L’itinéraire, captivant par bien des aspects, que Neil Davie décrit ici est emblématique d’un XIXe siècle intrinsèquement scientiste, persuadé que la mesure et la quantification permettront de tout résoudre. D’où des excès, déjà décrits par Pierre Darmon entre autres, qui prêteraient incontestablement à sourire s’ils n’étaient annonciateurs de dérives ultérieures. Le propos de l’auteur va cependant au-delà. On comprend sans peine les implications contemporaines de ces questions : elles permettent de replacer dans une perspective plus large les débats actuels sur les causes du comportement criminel dans des sociétés de plus en plus sensibilisées aux questions d’insécurité. Les controverses entre partisans de l’inné et de l’acquis n’ont pas cessé avec le XIXe siècle : si les seconds l’ont d’abord largement emporté au cours du siècle suivant, les premiers, portés par la vague néo-conservatrice caractéristique des années 1980-1990, se sont livrés à une contre-offensive qui n’a pas été sans engranger de résultats (on pense aux thèses du sociologue Charles Murray sur l’underclass ).

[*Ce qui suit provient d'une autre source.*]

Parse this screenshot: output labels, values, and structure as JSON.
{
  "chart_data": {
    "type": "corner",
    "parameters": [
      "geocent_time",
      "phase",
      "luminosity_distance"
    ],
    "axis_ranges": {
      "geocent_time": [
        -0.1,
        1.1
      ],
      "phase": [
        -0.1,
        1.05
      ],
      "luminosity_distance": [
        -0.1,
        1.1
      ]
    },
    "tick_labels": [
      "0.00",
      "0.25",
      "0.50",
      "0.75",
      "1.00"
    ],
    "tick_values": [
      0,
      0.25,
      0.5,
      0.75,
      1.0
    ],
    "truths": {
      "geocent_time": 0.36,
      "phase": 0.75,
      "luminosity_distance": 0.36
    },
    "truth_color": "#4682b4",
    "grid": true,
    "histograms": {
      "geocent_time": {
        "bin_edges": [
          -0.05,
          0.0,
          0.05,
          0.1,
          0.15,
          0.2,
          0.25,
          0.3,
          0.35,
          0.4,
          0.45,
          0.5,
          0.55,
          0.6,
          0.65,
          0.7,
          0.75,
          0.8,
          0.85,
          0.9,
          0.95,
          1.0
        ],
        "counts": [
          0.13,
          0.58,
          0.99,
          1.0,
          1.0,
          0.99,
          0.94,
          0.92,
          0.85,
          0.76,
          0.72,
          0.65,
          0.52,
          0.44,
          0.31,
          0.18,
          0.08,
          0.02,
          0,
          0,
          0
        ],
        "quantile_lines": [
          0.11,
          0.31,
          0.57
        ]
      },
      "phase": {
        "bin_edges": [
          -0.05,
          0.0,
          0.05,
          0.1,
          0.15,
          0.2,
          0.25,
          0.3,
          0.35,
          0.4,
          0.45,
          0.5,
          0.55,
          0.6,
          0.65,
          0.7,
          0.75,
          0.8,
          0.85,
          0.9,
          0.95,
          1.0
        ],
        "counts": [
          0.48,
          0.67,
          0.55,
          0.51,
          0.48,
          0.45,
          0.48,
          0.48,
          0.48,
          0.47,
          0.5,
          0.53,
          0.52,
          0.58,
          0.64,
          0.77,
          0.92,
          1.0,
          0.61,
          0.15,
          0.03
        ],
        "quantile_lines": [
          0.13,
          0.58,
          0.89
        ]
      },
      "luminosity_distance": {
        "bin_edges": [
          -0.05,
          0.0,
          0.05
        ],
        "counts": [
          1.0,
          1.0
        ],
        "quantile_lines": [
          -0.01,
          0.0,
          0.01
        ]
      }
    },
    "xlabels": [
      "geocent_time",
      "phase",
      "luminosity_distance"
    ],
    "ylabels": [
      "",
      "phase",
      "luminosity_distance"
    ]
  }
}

L’auteur se situe dans un courant historiographique déjà largement fourni, au nombre desquels on trouve, du côté anglo-saxon, Victor Bailey, Douglas Hay, Peter Linebaugh et Edward P. Thompson, et, du côté français, Michelle Perrot ou Michel Foucault : son attention au souci taxinomique des criminologues du XIXe siècle se situe d’ailleurs dans la droite ligne des travaux de ce dernier . Les réflexions des criminologues anglais présentées ici auraient contribué à l’invention, de façon artificielle, d’une classe criminelle assimilée au fameux residuum dont les valeurs et les comportements - violence, conduite licencieuse, impécuniosité, criminalité - étaient justement ce à quoi la majorité respectable de la population avait renoncé. Dans tous les cas, on est surtout attentif à ce qui permet d’interpréter le système juridique de l’époque en termes de domination de la bourgeoisie sur les classes populaires, afin de conjurer une peur sociale suscitée par l’urbanisation et la visibilité accrue des pauvres - n’oublions pas que la pauvreté n’est pas une invention de l’ère industrielle, mais qu’elle existait auparavant même si les miséreux étaient disséminés en milieu rural.

Cette interprétation, systémique à l’excès, est sensiblement datée (les années 1970 et la dénonciation de toute « victimisation » dont l’Etat bourgeois aurait été à l’origine) et a d’ailleurs fait l’objet de nombreuses corrections . En outre, l’ouvrage de Neil Davie repose sur une méthodologie même qui est critiquable, piochant dans un ensemble certes vaste de publications de l’époque, mais sans définir au départ un corpus soigneusement délimité et sans se préoccuper de leur caractère représentatif, ou de leur audience effective. De plus, cet ouvrage d’histoire des idées, qui apporte beaucoup en mettant en évidence la complexité bien plus grande qu’on ne le croyait jusqu’alors des réflexions britanniques sur les causes du crime, traite celles-ci de façon déconnectée des réalités judiciaires concrètes ; on le voit d’ailleurs à la liste des archives consultées, qui comprend foule de rapports parlementaires et très peu de sources judiciaires stricto sensu. Sans doute a-t-on beaucoup cherché le « criminel-type » en Grande-Bretagne entre 1860 et 1914 ; mais dans quelle mesure ces réflexions ont-elles été suivies dans le prétoire, ont-elles influencé magistrats et jurés ? Là se situe une question totalement occultée.